Pour l’association Halte à l’obsolescence programmée (Hop), le bonus réparation souffre d’un problème de communication. Elle souligne le chiffre indiqué par l’Ademe selon lequel 55 % des Français n’avaient pas connaissance du bonus réparation en 2024. 24 % des consommateurs et consommatrices estiment également rencontrer des difficultés en raison du manque d’information disponibles sur le dispositif. « En plus du manque d’information, le manque d’harmonisation, la dilution du bonus entre de nombreux éco-organismes ainsi que la gestion différenciée de la communication des bonus entretiennent la confusion et la difficulté de compréhension », détaille l’association qui a développé un site internet recensant les informations sur le bonus réparation. De leur côté, quatre éco-organismes ont également développé le site jerépare.fr, pour informer le grand public.
Un manque de structures labellisées
En outre, selon Hop et Zero Waste France, le nombre de structures de réparation labellisées est insuffisant. « Le constat est sans appel.

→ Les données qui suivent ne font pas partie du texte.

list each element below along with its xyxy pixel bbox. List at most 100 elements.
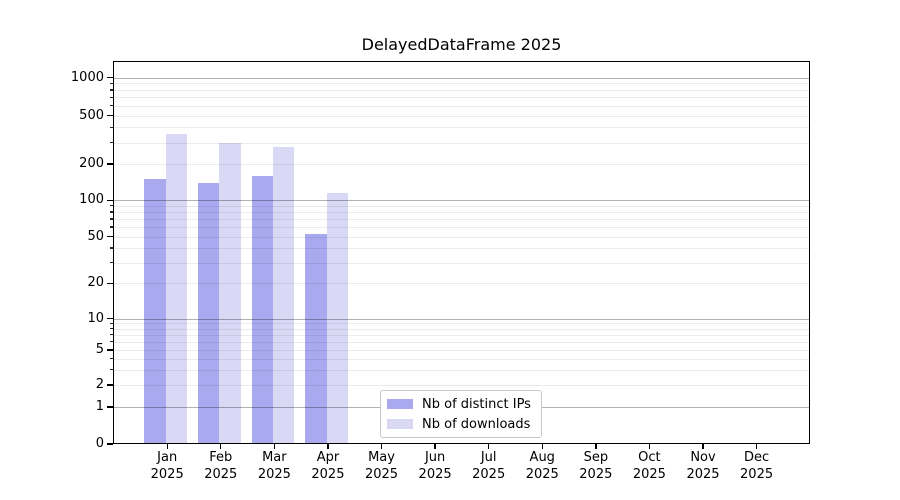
gridline-minor	[113, 262, 810, 264]
bar-mar-distinct-ips	[251, 175, 273, 444]
x-tick-label-mar: Mar 2025	[257, 450, 291, 482]
x-tick-label-feb: Feb 2025	[204, 450, 238, 482]
bar-jan-distinct-ips	[144, 179, 166, 444]
y-tick-mark	[106, 406, 113, 408]
y-tick-mark	[106, 384, 113, 386]
y-minor-tick-mark	[109, 341, 113, 343]
y-tick-label: 1	[95, 399, 104, 414]
legend-swatch-downloads	[387, 419, 413, 429]
x-tick-mark	[166, 444, 168, 449]
x-tick-label-nov: Nov 2025	[686, 450, 720, 482]
bar-apr-distinct-ips	[305, 234, 327, 444]
x-tick-mark	[380, 444, 383, 449]
y-minor-tick-mark	[109, 126, 113, 129]
gridline-minor	[113, 350, 810, 351]
gridline-minor	[113, 105, 810, 107]
x-tick-label-apr: Apr 2025	[311, 450, 345, 482]
x-tick-mark	[434, 444, 436, 449]
y-tick-label: 100	[79, 192, 104, 208]
y-tick-label: 500	[79, 107, 104, 123]
gridline-major	[113, 77, 810, 79]
x-tick-label-jun: Jun 2025	[418, 450, 452, 482]
y-tick-mark	[106, 317, 113, 320]
gridline-minor	[113, 358, 810, 360]
x-tick-mark	[595, 444, 597, 449]
gridline-minor	[113, 323, 810, 325]
y-tick-label: 20	[87, 275, 104, 291]
x-tick-label-jul: Jul 2025	[472, 450, 506, 482]
gridline-minor	[113, 97, 810, 99]
x-tick-mark	[487, 444, 490, 449]
gridline-major	[113, 318, 810, 320]
x-tick-mark	[648, 444, 651, 449]
gridline-minor	[113, 369, 810, 371]
y-tick-mark	[106, 77, 113, 79]
gridline-minor	[113, 115, 810, 117]
y-tick-label: 0	[95, 436, 104, 451]
y-tick-label: 2	[95, 377, 104, 392]
y-minor-tick-mark	[109, 261, 113, 264]
x-tick-mark	[755, 444, 758, 449]
bar-jan-downloads	[165, 134, 188, 444]
x-tick-mark	[273, 444, 276, 449]
x-tick-mark	[541, 444, 543, 449]
gridline-minor	[113, 205, 810, 207]
y-minor-tick-mark	[109, 141, 113, 144]
gridline-minor	[113, 328, 810, 330]
y-minor-tick-mark	[109, 218, 113, 220]
x-tick-label-dec: Dec 2025	[740, 450, 774, 482]
y-tick-label: 1000	[70, 69, 104, 85]
x-tick-label-sep: Sep 2025	[579, 450, 613, 482]
gridline-minor	[113, 83, 810, 85]
gridline-minor	[113, 163, 810, 165]
plot-area	[113, 61, 810, 444]
y-minor-tick-mark	[109, 205, 113, 207]
bar-apr-downloads	[326, 192, 348, 444]
y-minor-tick-mark	[109, 247, 113, 249]
y-minor-tick-mark	[109, 322, 113, 325]
y-minor-tick-mark	[109, 89, 113, 91]
gridline-minor	[113, 341, 810, 343]
y-minor-tick-mark	[109, 105, 113, 107]
gridline-minor	[113, 385, 810, 386]
y-minor-tick-mark	[109, 368, 113, 371]
y-minor-tick-mark	[109, 357, 113, 360]
y-minor-tick-mark	[109, 96, 113, 98]
y-minor-tick-mark	[109, 334, 113, 336]
legend-row-downloads: Nb of downloads	[387, 414, 541, 434]
y-tick-label: 10	[87, 310, 104, 326]
gridline-minor	[113, 334, 810, 336]
bar-feb-distinct-ips	[197, 182, 220, 444]
gridline-minor	[113, 89, 810, 91]
y-tick-label: 5	[95, 342, 104, 357]
y-tick-mark	[106, 235, 113, 238]
x-tick-label-may: May 2025	[364, 450, 399, 482]
y-tick-label: 50	[87, 228, 104, 244]
y-minor-tick-mark	[109, 211, 113, 213]
bar-feb-downloads	[219, 143, 241, 444]
gridline-minor	[113, 127, 810, 129]
y-tick-mark	[106, 443, 113, 445]
y-minor-tick-mark	[109, 328, 113, 330]
legend-row-distinct-ips: Nb of distinct IPs	[387, 394, 541, 414]
gridline-minor	[113, 218, 810, 220]
y-minor-tick-mark	[109, 82, 113, 85]
y-tick-label: 200	[79, 155, 104, 171]
gridline-major	[113, 200, 810, 202]
y-tick-mark	[106, 349, 113, 351]
x-tick-label-aug: Aug 2025	[525, 450, 559, 482]
x-tick-label-oct: Oct 2025	[632, 450, 666, 482]
x-tick-mark	[702, 444, 704, 449]
legend: Nb of distinct IPs Nb of downloads	[380, 390, 542, 438]
gridline-minor	[113, 283, 810, 285]
gridline-minor	[113, 211, 810, 213]
bar-mar-downloads	[272, 147, 295, 444]
legend-label-distinct-ips: Nb of distinct IPs	[422, 396, 531, 412]
chart-title: DelayedDataFrame 2025	[361, 35, 562, 54]
gridline-minor	[113, 247, 810, 249]
legend-swatch-distinct-ips	[387, 399, 413, 409]
y-tick-mark	[106, 199, 113, 201]
x-tick-mark	[220, 444, 222, 449]
gridline-minor	[113, 142, 810, 144]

Il reste encore beaucoup de réparateurs et de réparatrices à labelliser, toutes filières confondues », argumente Hop. Selon son analyse, seulement 40 % des réparateurs d’objets électriques et électroniques sont labelisées. Cette proportion tombe à 20% pour les cycles et à 10 % pour le textile et les chaussures.
« Les réparateurs doivent avancer les frais puis attendre un délai de plusieurs mois. Cela favorise les grandes enseignes », déplore de son côté Bénédicte Kjaer Kahlat, responsable juridique de Zero Waste France. Les producteurs abondant le fonds réparation ont tendance à développer leurs propres solutions de réparation à destination des clients, pour bénéficier du bonus. « Finalement, la valorisation des petits commerces et de l’artisanat de fonctionne pas vraiment », souligne Bénédicte Kjaer Kahlat.
En 2024, Hop a mené une enquête auprès de consommateurs et de réparateurs sur le fonds réparation des équipements électriques et électroniques (EEE). Selon ce document, 80 % des réparateurs EEE interrogés n’envisagent pas de se labelliser pour trois raisons principales : le coût trop important de la labellisation, la complexité du processus et le remboursement tardif des bonus avancés.
Des recommandations pour faire évoluer le dispositif
Les professionnels du secteur rappellent également « leurs difficultés à embaucher des personnes qualifiées pour faire grandir leur activité, et les enjeux de TVA qui freinent certains dans leur expansion », ajoute Hop.
Face à ces constats, l’association émet plusieurs recommandations, notamment confier à l’Ademe la mise en œuvre des fonds de réemploi, réutilisation et de réparation.
Elle propose également de mettre en place une communication nationale harmonisée et interfilière avec un nom unique pour le bonus, d’imposer aux structures labellisées de réparer toutes les marques confondues, de restreindre les conditions de proximité à 100 kilomètres entre le lieu de dépôt des produits à réparer et les lieux de réparation.
Enfin, Hop recommande de « garantir des conditions d’accès adéquate au bonus », par exemple en augmentant les montants si nécessaire, et enfin de « faire appliquer le fléchage de 5 millions d’euros du fonds vers la formation, pendant 3 ans comme prévu dans l’arrêté du 10 novembre 2023 ».